June is the beginning of the jasmine flower season. Therefore, it feels like the appropriate time to talk about Jasmine Dragon Pearls Tea.
First, the tea leaves themselves are picked. These leaves need to be picked in the early spring, but then are dried, and stored until summer, when the jasmine flowers are ready. The jasmine flowers themselves are picked in the morning, when they are still tightly closed. In the evening, the tea leaves are piled onto the flowers. Then, when these night-blooming flowers open, they release their scent into the tea. This process takes roughly four hours. It also takes ten pounds of jasmine flowers to scent a single pound of tea, which is one of the many reasons why this tea costs a little more than some of our others.
After being infused with the scent of the jasmine, the tea needs to be re-dried, because it has likely been dampened by the flowers. This process is conducted between two and ten times, and then the leaves are rolled, by hand, into the small pearls which give this tea it’s name.

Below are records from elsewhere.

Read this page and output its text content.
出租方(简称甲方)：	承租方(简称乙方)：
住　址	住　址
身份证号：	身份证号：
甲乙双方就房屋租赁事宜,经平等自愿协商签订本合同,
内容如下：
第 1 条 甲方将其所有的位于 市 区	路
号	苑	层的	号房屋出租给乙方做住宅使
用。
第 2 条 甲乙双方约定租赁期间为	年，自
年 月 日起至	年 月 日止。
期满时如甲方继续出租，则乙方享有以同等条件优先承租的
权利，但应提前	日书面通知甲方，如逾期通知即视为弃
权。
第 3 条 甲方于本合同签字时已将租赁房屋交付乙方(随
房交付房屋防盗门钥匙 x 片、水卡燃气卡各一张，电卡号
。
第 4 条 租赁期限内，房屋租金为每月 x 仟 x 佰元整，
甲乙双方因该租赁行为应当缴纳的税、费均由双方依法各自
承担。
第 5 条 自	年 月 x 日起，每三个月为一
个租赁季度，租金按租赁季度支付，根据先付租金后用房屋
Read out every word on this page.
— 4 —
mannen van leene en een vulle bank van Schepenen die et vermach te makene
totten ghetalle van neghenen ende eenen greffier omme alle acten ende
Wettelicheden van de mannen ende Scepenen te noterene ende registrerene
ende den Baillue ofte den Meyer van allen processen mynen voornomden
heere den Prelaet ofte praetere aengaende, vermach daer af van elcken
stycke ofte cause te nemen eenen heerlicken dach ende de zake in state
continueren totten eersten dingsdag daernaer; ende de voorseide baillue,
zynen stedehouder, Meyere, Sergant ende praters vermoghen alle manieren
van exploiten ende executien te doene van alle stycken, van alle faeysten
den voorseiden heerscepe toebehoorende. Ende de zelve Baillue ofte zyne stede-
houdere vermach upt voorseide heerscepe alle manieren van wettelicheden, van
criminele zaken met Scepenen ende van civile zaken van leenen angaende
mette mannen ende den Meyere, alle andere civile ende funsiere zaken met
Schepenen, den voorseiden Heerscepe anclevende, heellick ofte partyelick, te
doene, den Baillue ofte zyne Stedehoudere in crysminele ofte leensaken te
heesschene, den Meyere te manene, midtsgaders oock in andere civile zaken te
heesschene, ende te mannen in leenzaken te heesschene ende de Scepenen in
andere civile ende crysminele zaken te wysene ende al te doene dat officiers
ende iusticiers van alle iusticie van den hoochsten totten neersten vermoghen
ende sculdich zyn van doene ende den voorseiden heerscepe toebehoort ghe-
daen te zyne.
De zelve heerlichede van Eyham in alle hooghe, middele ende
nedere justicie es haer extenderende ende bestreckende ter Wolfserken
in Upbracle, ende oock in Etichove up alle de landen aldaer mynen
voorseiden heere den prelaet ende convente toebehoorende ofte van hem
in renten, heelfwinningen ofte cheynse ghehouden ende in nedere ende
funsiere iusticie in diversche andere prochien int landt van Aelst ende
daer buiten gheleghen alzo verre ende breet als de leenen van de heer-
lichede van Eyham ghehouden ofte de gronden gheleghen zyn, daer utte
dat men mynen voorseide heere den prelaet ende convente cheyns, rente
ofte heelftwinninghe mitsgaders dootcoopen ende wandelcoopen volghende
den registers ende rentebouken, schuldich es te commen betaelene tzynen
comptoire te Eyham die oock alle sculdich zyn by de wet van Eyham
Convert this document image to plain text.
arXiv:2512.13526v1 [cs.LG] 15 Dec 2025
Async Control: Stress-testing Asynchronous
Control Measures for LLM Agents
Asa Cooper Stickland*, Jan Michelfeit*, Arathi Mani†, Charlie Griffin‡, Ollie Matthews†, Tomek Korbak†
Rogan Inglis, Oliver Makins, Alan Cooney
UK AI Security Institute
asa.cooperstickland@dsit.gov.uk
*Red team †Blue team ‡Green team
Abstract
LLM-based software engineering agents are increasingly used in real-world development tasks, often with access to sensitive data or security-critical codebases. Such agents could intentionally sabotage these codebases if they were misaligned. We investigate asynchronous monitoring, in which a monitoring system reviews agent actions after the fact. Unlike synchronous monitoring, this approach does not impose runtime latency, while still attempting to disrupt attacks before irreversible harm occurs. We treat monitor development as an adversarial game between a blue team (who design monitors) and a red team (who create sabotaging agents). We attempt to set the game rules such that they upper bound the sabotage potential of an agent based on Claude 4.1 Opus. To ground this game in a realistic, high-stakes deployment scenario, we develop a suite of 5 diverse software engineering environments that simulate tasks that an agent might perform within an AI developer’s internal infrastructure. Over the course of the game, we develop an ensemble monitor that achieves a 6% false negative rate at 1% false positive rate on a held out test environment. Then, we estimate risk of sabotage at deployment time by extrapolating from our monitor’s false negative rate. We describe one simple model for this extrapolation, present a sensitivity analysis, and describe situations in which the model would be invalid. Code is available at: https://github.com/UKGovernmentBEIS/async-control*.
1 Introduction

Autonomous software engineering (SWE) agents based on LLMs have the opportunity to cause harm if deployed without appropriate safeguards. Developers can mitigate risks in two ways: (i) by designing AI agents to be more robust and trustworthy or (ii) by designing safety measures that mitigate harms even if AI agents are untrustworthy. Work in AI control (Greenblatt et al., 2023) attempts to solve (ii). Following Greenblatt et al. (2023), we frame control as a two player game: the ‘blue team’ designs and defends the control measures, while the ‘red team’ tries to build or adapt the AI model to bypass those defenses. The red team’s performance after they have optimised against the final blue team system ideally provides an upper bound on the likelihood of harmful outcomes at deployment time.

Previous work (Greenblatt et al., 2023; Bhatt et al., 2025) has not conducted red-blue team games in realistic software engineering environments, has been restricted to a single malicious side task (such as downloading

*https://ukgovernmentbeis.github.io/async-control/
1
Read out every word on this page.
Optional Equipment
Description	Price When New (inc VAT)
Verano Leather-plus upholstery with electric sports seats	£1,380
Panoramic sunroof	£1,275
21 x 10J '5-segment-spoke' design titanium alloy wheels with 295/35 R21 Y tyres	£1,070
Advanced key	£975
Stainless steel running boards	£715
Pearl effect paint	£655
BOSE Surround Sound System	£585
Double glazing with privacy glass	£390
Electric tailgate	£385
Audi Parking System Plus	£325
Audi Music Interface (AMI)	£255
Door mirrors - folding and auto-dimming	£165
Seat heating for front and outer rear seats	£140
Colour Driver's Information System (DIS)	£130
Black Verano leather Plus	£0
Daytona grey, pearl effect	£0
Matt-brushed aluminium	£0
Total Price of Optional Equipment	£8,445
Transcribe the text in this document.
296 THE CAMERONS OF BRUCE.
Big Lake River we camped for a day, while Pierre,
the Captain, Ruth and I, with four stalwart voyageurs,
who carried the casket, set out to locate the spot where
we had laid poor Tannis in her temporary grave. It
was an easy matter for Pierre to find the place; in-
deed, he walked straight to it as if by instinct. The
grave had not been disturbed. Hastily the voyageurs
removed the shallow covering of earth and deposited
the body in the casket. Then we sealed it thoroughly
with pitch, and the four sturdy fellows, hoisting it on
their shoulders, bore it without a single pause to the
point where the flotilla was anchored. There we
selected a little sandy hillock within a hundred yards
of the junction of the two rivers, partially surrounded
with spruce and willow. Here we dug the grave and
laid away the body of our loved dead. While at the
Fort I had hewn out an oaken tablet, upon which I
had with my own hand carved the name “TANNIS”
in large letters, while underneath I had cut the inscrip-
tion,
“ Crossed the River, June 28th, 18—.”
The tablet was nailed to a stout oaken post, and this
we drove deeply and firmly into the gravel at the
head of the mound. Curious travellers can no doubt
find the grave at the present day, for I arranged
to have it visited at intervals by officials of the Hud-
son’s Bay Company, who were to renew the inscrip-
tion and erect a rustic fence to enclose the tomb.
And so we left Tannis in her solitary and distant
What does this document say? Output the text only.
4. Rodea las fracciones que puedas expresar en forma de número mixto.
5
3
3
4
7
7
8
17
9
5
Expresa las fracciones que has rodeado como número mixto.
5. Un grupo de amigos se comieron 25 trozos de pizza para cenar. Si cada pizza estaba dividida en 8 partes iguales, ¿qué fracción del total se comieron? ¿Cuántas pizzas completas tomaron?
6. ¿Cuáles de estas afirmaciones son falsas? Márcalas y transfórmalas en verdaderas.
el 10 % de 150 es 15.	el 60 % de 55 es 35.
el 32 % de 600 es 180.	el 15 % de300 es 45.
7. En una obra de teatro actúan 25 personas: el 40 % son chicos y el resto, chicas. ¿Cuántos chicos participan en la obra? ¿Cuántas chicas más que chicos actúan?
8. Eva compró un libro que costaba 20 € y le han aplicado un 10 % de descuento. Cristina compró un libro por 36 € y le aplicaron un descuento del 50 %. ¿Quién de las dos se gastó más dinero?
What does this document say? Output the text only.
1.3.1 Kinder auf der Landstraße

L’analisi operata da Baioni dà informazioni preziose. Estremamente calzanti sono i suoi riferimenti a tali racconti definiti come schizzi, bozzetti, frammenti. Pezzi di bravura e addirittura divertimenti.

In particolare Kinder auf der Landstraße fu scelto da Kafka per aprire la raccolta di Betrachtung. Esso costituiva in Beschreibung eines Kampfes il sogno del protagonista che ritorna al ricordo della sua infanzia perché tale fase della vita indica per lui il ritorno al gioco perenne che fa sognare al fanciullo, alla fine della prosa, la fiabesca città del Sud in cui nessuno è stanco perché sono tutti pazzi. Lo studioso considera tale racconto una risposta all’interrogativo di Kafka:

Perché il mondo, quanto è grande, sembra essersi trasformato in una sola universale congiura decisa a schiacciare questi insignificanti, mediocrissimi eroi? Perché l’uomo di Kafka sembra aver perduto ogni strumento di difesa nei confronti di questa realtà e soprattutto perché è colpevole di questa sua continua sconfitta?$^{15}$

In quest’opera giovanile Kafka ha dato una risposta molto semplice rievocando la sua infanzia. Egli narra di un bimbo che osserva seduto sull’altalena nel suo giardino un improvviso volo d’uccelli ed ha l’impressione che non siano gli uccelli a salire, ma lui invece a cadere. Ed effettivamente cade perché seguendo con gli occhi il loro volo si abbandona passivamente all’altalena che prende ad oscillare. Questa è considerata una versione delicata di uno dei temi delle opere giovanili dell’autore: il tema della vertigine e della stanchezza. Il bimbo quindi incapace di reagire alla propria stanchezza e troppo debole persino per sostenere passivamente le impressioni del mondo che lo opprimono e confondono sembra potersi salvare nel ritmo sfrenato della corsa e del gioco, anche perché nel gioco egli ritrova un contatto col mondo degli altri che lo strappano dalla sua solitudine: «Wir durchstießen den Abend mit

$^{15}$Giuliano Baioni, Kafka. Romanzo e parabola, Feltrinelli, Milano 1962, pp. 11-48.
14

Jasmine tea has been made in this manner as a luxury beverage for roughly 1,000 years. In the early 1900’s, the West became aware of it, and demand rose so high that jasmine plants were potted, and brought indoors, in order to protect them from the cold, and thereby extend their growing season.
When steeped, each pearl unfurls into a full two leaves and a bud. The small, young leaves are the most desirable on the tea plant. Because of their quality, they can be re-steeped four or five times without becoming bitter or watery. This means that you can drink the first full, strong cup of this tea in the morning, leave your steeper full of its leaves, and come back later in the morning for a refresh. In the afternoon, if you’d like another cup of tea, these leaves still have another cup of tea or two to offer. And if you’d like another cup before bed, there should be another paler, less-caffeinated steep left.
This tea has a very subtle flavor. The long infusion practice means that the jasmine flavor is strong and prevalent, but jasmine itself is not an overpowering flower. Instead, it adds a light, floral note to this green tea, resulting in a tea which pairs well with sunny, summer mornings.